Traditional reporting is binary — either success or failure
For the fish spawning and movement example, how should we report when the duration of one of the events is 3 days instead of 4? Or if we got one event and not two? Or if the events were only 12 days apart and not 14 days? Or if everything was a success across both events, except the very last day of the second event was 49.5ML/day instead of 50ML/day? Or the second event finished in August not July?
The standard way of reporting environmental watering success is binary – either success or failure. So, for each of these cases when any part of the flow requirement is not fully met, then the environmental watering requirement has not been met, and we report a failure to meet the environmental watering requirement.

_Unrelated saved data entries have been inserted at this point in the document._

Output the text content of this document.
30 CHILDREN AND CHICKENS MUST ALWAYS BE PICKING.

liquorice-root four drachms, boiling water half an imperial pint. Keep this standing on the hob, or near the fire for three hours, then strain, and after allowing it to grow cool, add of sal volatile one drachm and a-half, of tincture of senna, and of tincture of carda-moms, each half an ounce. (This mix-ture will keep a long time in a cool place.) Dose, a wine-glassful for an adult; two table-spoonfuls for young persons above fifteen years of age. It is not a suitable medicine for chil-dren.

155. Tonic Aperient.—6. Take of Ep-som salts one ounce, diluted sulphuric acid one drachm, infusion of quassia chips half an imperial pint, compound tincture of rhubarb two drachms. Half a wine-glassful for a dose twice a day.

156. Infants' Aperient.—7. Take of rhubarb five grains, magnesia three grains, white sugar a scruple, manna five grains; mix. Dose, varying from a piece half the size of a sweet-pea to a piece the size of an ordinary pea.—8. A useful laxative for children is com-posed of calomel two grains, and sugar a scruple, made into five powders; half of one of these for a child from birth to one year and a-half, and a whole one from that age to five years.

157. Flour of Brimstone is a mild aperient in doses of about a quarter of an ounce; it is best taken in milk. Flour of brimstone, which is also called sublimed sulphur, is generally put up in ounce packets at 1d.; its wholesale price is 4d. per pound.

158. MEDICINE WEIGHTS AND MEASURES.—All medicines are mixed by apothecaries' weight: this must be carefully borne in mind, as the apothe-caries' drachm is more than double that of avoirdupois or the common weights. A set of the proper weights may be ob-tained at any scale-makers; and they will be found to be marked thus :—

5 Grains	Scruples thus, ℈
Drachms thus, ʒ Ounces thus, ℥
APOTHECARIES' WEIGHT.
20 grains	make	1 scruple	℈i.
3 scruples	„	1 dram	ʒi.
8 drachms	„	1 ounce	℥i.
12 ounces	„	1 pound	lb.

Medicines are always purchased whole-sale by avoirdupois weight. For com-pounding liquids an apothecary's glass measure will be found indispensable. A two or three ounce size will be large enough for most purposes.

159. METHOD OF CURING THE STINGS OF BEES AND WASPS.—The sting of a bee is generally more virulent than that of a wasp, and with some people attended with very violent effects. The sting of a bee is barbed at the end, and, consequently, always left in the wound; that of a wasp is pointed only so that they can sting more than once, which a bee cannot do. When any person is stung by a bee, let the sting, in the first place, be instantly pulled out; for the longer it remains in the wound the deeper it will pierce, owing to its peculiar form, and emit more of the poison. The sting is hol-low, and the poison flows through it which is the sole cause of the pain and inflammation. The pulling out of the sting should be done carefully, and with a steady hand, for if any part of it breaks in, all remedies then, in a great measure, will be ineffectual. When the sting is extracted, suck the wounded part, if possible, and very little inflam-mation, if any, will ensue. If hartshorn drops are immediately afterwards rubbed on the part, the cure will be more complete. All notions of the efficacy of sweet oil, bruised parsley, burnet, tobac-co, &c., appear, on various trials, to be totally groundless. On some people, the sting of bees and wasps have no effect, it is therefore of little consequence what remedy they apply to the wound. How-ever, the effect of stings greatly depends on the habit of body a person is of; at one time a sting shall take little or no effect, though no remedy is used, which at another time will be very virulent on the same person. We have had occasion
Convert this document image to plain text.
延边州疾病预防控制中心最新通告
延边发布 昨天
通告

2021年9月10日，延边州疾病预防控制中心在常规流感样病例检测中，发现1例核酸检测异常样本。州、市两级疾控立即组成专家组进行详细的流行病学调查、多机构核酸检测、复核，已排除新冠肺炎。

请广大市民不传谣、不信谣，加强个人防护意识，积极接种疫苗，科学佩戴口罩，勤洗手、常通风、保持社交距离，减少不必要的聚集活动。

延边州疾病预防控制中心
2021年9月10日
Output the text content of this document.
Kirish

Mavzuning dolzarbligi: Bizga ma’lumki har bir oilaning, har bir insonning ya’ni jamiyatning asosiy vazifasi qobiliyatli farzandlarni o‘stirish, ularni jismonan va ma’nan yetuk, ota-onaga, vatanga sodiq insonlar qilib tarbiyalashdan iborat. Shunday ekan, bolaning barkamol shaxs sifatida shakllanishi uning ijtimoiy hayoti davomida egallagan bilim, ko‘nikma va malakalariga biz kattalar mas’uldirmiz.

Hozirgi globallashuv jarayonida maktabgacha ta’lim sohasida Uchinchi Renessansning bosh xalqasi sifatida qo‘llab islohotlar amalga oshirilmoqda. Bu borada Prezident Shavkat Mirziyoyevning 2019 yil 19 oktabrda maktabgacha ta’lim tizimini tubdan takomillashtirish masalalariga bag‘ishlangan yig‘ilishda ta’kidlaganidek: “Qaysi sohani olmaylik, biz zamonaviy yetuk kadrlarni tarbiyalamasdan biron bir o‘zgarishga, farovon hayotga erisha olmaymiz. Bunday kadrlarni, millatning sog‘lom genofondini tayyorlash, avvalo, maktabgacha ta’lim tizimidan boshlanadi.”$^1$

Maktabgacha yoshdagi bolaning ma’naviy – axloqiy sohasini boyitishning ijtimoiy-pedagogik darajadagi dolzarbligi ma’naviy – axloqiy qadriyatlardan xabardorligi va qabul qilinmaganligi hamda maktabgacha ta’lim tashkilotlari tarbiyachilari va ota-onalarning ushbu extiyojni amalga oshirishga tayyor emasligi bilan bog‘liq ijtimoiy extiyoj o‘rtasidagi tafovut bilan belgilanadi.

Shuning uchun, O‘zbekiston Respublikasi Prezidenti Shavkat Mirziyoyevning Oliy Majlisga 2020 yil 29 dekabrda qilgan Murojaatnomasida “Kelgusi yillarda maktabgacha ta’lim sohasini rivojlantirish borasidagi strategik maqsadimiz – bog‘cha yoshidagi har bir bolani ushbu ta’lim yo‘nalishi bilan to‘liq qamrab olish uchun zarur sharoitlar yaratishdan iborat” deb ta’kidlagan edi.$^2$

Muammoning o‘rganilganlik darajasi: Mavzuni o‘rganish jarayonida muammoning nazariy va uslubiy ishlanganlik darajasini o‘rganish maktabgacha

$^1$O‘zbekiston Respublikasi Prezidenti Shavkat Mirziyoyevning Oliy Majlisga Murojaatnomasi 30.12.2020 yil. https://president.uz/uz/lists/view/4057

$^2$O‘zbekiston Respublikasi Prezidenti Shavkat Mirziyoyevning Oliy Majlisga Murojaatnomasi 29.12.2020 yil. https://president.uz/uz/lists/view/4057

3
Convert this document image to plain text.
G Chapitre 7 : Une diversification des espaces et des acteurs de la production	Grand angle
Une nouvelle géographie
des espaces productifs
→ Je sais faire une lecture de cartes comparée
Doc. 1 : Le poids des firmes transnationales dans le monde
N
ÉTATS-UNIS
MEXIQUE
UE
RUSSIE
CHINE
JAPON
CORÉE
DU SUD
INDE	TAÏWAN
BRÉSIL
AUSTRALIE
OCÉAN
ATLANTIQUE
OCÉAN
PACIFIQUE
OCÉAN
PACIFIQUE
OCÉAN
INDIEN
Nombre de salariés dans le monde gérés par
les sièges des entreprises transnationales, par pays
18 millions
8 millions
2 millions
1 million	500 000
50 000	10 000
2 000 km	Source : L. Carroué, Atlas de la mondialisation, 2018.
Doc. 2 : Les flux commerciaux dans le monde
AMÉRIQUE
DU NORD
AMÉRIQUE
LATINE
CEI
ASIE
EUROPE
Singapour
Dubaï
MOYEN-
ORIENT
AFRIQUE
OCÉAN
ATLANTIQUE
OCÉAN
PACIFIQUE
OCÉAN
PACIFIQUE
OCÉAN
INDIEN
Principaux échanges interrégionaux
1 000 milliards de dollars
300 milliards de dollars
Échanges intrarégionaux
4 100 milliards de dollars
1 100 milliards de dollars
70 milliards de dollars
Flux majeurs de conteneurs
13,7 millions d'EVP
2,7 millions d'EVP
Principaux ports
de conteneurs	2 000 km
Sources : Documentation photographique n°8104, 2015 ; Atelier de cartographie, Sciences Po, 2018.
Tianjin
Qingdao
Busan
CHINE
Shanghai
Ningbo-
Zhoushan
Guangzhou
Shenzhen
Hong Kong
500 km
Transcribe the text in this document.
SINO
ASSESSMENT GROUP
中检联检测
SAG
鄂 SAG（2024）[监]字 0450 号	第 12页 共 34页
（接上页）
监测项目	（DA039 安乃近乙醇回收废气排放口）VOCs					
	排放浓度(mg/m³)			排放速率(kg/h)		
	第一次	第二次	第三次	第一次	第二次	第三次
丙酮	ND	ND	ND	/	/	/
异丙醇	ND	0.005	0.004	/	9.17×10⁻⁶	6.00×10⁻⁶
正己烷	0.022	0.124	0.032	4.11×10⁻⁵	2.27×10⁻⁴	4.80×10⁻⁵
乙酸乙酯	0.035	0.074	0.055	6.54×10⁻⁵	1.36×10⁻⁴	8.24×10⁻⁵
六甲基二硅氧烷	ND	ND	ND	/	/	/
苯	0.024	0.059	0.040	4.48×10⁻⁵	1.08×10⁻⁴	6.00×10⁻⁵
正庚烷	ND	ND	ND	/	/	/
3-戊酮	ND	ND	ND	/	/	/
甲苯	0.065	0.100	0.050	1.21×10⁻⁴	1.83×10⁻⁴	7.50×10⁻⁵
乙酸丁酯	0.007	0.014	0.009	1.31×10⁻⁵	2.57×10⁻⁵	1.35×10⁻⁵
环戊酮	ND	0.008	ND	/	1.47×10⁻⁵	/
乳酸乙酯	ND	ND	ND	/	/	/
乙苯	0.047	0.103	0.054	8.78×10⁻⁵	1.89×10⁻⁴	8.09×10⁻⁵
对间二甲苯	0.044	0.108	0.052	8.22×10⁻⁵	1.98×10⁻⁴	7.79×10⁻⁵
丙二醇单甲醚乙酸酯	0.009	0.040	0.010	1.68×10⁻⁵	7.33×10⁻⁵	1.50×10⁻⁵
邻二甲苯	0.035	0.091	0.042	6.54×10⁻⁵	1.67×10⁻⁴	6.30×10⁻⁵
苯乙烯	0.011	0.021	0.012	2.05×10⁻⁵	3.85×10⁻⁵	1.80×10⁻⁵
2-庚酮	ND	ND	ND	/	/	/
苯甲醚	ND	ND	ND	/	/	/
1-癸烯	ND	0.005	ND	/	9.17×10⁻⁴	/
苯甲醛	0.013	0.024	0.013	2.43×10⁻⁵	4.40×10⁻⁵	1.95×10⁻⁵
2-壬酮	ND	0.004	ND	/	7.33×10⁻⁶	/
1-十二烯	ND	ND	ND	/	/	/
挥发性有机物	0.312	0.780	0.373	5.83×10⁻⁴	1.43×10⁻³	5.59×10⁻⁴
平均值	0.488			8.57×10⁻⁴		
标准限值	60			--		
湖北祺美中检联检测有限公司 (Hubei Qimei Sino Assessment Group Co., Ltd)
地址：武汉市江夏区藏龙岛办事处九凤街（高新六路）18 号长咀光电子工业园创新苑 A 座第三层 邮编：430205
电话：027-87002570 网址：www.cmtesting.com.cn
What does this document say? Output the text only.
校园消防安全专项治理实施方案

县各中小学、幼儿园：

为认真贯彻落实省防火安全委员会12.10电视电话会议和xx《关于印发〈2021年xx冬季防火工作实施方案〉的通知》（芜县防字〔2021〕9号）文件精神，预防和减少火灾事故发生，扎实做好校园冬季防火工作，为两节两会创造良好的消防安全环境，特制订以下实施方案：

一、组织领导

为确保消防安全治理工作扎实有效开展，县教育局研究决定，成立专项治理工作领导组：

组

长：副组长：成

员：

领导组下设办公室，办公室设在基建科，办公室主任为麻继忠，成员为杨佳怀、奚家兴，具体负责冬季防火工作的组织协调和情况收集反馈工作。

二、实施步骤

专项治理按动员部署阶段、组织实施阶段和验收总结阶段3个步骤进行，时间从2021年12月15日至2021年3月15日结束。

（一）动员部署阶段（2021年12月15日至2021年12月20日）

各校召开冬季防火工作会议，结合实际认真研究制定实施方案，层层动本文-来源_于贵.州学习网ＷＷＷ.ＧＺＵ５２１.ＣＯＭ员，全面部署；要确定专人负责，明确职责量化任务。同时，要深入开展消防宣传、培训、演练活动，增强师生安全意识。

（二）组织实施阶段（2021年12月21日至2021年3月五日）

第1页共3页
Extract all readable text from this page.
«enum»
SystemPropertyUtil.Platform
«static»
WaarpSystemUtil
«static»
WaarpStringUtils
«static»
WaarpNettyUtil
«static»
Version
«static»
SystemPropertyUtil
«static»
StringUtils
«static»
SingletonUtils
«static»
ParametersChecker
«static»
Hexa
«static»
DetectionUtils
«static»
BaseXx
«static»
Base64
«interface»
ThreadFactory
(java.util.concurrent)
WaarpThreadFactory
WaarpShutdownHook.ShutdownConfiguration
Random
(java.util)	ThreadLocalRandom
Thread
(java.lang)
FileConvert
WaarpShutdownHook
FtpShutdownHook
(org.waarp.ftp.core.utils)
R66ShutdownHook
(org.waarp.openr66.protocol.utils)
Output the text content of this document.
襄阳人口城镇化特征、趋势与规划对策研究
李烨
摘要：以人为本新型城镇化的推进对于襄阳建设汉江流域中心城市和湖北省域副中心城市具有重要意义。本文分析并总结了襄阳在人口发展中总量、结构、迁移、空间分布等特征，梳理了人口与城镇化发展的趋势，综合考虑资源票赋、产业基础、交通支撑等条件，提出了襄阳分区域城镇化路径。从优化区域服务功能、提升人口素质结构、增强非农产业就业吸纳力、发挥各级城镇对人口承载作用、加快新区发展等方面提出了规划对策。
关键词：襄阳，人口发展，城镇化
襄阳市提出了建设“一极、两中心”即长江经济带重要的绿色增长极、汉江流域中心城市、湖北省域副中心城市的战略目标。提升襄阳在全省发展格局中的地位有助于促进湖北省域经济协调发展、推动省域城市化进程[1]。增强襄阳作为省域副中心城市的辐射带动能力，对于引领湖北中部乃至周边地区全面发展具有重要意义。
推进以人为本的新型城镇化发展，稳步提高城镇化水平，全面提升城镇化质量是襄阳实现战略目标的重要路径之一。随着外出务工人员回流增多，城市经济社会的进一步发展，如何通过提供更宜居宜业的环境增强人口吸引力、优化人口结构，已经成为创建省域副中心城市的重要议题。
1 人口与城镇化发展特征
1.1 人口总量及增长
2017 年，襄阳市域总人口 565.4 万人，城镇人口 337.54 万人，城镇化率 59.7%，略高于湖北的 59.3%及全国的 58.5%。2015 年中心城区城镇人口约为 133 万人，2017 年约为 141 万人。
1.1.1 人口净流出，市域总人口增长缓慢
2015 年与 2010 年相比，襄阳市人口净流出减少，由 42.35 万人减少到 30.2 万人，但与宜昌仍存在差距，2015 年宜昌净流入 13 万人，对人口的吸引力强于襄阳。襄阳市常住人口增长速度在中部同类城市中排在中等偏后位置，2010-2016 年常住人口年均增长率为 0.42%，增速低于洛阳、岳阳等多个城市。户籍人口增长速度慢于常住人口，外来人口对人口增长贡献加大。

However, from a biological perspective, there has been value to the fish in all the above cases. Our knowledge of the requirements to achieve an environmental outcome are not precise and the specification of absolute criteria is somewhat arbitrary. This approach works well in quantifying water requirements for water planning. However, it is too restrictive in reporting performance in a biologically meaningful way.
eFlow Projector reports a range that allows partial success to be considered
Truii has created eFlow Projector that allows partial success of watering events to be considered.
Environmental outcomes are rarely binary. The eFlow Projector tool allows the creation of continuous functions for scoring progress towards meeting a flow objective. The partial success functions allow performance close to the performance target to be given at least some partial credit in assessing the environmental watering performance. The partial success functions in eFlow Projector can also be set to the traditional ‘binary’ approach to allow comparison with traditional reporting approaches.
Further to reporting the overall partial success, eFlow Projector reports partial success across each of the hydrological parameters so that it is clear if the failure to meet watering objectives is due to magnitude, duration, independence or count. More details on how the partial success approach works can be found in a paper presented at the 10th Australian Stream Management conference.